O RN já anunciou que, se conseguir a maioria absoluta com seus aliados, irá indicar como primeiro-ministro o jovem líder Jordan Bardella, que aos 28 anos levou seu partido à vitória nas eleições europeias.

Fundado em 1972 como Frente Nacional, o partido foi liderado durante décadas pelo político extremista Jean-Marie Le Pen, conhecido pelas suas posições negacionistas em relação ao Holocausto, por proferir discursos de ódio e ser próximo de grupos fascistas. Sob a liderança de Marine Le Pen, filha de Jean-Marie Le Pen, o partido foi rebatizado como Reagrupamento Nacional em 2018, na tentativa de se afastar da imagem negativa associada ao seu fundador.

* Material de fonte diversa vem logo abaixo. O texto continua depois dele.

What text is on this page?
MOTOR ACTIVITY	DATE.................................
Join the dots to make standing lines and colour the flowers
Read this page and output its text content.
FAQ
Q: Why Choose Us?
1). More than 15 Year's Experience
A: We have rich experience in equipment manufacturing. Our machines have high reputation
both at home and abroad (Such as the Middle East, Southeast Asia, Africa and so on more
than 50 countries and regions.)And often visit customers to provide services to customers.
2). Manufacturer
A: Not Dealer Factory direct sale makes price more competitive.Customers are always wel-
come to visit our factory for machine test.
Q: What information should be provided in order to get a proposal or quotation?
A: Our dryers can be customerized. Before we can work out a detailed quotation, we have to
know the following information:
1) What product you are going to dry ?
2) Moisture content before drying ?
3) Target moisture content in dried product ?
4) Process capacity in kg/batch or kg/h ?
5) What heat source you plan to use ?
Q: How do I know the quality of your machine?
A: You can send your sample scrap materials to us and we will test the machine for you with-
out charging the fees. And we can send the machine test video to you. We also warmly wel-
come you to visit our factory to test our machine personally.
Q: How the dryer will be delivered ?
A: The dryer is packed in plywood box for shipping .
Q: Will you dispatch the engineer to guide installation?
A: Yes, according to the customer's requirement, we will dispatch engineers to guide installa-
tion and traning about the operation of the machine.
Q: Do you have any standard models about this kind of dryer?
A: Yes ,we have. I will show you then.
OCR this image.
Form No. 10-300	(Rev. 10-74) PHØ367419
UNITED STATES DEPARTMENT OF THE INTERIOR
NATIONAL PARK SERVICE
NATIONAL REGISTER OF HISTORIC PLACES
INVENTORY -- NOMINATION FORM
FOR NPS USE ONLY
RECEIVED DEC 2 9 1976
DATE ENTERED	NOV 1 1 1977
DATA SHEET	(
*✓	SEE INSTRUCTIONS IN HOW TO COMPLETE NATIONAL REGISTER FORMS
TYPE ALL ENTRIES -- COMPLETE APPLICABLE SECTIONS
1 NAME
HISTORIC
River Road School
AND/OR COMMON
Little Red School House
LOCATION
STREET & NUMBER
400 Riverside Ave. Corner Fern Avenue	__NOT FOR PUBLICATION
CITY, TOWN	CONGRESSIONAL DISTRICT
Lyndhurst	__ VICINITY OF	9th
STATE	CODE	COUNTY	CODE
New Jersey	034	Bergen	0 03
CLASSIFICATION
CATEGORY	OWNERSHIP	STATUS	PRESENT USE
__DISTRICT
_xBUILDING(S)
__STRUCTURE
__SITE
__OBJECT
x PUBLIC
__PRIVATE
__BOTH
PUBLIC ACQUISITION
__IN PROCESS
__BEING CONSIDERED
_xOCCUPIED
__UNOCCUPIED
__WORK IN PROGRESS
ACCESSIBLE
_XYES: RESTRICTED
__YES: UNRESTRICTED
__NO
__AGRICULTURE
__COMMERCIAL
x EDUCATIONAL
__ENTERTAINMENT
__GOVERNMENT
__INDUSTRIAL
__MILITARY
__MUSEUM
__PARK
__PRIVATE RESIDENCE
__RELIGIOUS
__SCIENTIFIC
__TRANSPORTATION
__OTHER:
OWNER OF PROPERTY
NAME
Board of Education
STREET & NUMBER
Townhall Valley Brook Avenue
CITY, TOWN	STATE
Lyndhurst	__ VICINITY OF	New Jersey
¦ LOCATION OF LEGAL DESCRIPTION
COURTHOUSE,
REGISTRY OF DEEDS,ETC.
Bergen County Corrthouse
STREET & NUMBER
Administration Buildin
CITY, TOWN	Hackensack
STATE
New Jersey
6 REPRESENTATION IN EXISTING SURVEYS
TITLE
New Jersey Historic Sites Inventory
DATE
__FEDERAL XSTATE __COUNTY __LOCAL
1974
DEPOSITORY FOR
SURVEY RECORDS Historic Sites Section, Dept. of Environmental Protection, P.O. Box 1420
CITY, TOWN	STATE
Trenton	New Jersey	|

Participação não garante vitória na França

A unidade entre partidos e coalizões que apoiam a democracia também é vista como essencial para o professor de Relações Internacionais da UFABC Giorgio Romano. Ao Brasil de Fato, ele afirma que a extrema direita já é a grande vencedora das eleições e que o desafio agora para as outras coalizões será evitar que o RN conquiste maioria absoluta no Legislativo.

“O primeiro passo seria criar uma frente democrática, onde se juntariam todos os partidos que não são de extrema direita. Se isso realmente acontecer, precisamos ver se a população aceita. Porque a extrema direita surge quando há uma grande insatisfação com Macron. Então quem vota na esquerda, pode até estar disposto a votar na extrema direita também, mas votar em candidatos do Macron já é mais difícil”, diz.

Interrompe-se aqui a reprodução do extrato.